We found that in patients without ischemia, type 2 diabetes, arterial hypertension, and adverse cardiac symptomatology were associated with adverse function, perfusion, and coronary flow parameters.
PET is considered a non-invasive gold standard for the measurement of the coronary flow capacity, myocardial blood flow, and CFR, that offers an excellent methodology for selecting patients with ventricular dysfunction who would benefit from a revascularization. Assessment of functional abnormalities of the coronary vessels with PET may have an advantage over structural alterations of the arterial wall, as it may identify the earliest functional stage of development of the coronary atherosclerotic process21.
Our work has several strengths: first, patients were assessed by PET/CT, which is very accurate in detecting myocardial ischemia, coronary artery disease, and myocardial blood flow22. Furthermore, the large number of patients enrolled in our cross-sectional study allowed us to make detailed estimations of the prevalence of comorbidities and cardiac symptoms and make associations of these variables between parameters measured by PET/CT. The high burden of chronic comorbidities in Mexico makes it an ideal population to conduct this analytical cross-sectional study.
It exists a clear advantage of the acquisition of PET/CT, for the correct assignation of ischemia in every ventricular segment with a significant impact on the clinical treatment of coronary disease.
Chest pain in patients without obstructive coronary artery disease has been a frequent problem in clinical practice. Investigations have suggested that up to two-thirds of patients with non-obstructive coronary atherosclerosis may have microvascular dysfunction23. In particular, patients with type 2 diabetes mellitus exhibit accelerated progression of CAD, which may account for the increased morbidity and mortality in these patients. Assessment of functional abnormalities of the coronary vessels with PET may have an advantage over structural alterations of the arterial wall, as it may identify the earliest functional stage of the initiation and development of the coronary atherosclerotic24.
Conclusion
The patients studied with a PET/CT center of reference in Mexico City had a high burden of chronic comorbidities and traditional cardiovascular risk factors.
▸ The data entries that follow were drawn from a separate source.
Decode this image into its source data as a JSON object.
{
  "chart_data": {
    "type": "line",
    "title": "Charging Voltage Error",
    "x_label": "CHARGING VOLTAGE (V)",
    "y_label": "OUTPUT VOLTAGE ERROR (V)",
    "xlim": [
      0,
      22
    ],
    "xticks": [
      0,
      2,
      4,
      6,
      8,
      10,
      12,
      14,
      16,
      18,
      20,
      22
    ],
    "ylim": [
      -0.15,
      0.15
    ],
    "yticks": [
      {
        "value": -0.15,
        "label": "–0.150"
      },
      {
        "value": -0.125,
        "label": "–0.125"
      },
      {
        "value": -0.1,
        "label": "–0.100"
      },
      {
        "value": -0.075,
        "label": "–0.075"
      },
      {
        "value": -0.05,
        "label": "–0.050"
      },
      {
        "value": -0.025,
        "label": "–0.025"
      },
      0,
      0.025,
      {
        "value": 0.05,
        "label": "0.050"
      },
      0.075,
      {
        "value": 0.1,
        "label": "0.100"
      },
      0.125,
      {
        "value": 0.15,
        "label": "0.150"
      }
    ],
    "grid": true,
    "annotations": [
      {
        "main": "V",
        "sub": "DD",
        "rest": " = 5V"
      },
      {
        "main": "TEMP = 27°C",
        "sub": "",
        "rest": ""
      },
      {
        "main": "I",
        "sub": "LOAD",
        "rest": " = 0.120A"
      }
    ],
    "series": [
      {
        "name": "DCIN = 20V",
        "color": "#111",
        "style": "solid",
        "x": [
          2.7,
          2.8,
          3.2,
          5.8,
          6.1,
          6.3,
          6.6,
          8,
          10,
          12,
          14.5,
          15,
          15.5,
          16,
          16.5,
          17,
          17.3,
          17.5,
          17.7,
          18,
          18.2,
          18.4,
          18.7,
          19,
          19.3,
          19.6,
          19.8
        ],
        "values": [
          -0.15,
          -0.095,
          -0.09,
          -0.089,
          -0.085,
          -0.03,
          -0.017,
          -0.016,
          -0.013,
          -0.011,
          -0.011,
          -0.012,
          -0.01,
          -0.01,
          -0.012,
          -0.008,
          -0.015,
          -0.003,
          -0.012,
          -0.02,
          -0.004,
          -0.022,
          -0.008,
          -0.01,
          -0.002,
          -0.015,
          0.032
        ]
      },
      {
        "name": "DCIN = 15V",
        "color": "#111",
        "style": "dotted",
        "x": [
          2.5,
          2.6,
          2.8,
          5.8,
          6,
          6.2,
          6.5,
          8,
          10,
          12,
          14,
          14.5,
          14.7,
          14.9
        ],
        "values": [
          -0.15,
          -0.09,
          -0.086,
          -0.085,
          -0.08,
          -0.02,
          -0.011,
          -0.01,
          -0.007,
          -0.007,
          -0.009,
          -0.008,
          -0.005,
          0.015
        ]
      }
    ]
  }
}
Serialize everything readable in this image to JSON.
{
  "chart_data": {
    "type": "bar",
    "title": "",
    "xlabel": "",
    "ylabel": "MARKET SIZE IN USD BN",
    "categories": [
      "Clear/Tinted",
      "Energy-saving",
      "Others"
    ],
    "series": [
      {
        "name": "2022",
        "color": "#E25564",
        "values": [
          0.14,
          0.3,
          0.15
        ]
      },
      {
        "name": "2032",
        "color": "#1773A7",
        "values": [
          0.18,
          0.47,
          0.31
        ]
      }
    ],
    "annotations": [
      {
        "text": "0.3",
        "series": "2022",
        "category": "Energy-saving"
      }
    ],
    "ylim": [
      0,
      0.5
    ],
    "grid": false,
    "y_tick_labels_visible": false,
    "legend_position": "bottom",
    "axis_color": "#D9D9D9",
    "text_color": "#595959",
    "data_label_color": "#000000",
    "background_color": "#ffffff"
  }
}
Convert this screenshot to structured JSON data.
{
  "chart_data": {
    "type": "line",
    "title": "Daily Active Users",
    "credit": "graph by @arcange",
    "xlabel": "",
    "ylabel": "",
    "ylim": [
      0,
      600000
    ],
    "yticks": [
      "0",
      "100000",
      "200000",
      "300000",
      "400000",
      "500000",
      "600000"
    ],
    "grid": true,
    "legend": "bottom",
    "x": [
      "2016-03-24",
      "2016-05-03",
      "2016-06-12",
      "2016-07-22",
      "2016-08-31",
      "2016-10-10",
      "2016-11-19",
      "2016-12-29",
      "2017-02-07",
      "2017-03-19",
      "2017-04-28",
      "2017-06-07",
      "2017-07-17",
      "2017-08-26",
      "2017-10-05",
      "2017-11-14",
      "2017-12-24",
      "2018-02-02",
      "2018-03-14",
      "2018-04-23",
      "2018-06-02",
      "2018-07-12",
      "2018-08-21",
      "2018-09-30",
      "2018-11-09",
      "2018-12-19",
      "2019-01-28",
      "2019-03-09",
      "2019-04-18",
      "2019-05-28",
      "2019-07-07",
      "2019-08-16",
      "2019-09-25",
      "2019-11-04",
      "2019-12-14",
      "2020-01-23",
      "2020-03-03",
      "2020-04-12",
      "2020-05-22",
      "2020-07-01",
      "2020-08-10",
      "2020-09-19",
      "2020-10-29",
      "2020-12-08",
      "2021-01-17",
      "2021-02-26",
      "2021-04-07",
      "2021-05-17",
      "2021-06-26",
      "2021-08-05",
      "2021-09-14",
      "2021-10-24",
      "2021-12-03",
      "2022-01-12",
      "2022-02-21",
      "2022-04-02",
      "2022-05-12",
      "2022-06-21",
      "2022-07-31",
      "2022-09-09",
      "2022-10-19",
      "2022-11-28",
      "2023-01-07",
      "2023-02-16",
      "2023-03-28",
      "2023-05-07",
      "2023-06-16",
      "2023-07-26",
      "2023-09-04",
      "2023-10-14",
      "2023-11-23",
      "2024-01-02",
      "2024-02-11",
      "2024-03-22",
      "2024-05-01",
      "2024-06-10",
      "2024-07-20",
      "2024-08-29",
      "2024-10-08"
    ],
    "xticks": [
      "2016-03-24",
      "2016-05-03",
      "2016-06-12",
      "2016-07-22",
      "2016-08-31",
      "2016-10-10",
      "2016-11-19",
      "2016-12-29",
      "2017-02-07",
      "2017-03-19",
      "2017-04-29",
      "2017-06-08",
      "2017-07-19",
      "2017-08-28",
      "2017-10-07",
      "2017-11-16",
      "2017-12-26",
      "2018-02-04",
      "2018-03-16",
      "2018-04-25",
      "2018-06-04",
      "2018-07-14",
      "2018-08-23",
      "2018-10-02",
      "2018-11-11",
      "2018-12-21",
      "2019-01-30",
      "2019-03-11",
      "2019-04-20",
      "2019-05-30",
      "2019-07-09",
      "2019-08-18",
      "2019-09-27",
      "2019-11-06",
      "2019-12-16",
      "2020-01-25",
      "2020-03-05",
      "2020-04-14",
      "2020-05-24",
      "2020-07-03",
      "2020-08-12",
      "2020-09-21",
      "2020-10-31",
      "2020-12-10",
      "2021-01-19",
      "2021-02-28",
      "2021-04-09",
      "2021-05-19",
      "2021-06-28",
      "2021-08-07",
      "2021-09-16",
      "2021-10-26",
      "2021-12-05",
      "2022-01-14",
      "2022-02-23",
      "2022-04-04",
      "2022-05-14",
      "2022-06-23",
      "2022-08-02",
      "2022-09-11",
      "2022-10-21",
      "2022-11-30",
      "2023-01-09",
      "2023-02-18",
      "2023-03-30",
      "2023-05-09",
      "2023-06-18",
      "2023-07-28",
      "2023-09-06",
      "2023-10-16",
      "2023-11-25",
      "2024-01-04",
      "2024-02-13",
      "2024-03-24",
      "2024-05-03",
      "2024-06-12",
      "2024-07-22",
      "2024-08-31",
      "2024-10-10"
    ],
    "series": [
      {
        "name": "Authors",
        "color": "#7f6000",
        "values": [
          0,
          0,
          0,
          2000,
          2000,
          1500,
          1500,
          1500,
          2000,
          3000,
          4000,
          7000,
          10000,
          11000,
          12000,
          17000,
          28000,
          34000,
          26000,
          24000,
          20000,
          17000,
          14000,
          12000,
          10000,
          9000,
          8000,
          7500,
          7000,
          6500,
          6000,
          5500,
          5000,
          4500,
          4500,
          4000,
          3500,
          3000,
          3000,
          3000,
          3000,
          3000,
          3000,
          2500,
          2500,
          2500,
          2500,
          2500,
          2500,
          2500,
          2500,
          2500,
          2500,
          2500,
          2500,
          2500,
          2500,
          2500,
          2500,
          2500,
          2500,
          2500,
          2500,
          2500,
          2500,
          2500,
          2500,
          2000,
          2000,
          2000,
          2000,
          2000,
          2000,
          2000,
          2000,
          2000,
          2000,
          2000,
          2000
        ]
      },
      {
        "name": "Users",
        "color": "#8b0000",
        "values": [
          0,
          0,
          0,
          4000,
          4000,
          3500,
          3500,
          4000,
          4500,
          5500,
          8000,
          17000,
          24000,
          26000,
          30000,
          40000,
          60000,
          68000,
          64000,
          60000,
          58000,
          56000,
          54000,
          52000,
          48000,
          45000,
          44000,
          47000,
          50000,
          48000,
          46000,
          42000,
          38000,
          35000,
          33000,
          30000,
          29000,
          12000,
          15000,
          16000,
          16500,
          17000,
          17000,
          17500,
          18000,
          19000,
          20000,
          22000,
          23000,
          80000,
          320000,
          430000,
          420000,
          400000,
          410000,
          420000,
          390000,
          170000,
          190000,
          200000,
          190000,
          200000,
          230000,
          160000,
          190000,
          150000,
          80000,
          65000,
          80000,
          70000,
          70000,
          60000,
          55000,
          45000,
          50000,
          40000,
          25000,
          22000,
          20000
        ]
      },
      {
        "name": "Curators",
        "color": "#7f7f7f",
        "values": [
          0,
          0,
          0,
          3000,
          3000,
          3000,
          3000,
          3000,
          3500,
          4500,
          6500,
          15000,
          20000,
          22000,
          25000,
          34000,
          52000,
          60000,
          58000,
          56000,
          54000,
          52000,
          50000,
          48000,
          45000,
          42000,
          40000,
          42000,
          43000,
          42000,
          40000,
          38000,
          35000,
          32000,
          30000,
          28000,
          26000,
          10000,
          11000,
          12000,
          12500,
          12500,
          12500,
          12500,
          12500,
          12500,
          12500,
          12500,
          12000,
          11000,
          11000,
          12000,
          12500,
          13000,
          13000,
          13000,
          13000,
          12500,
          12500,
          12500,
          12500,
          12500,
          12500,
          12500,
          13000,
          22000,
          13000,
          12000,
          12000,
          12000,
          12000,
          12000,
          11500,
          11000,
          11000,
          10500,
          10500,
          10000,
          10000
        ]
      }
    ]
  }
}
The proportion of these comorbid conditions is enhanced in patients with ischemia. The high burden of comorbidities and symptoms in our population alters myocardial functionality regardless of the level of ischemia, which ultimately diminishes LVEF after the presence of any cardiac symptoms.
Patients with a greater number of comorbidities present consistently alterations in the PET/CT parameters, which are related to the onset of clinical manifestations such as angina, myocardial infarction, and the number of occluded vessels, highlighting the importance of PET/CT as a predictor of an accurate revascularization.
Limitations
Among our study's limitations, there is sampling bias since the PET/CT unit is a reference center for myocardial perfusion imaging in Mexico City, where only a selected number of patients are studied.
In our study, it was not included the basal heart rate and blood pressure after the max effect of the vasodilator, we also would like to have made a multimodal analysis to prove the hypothesis.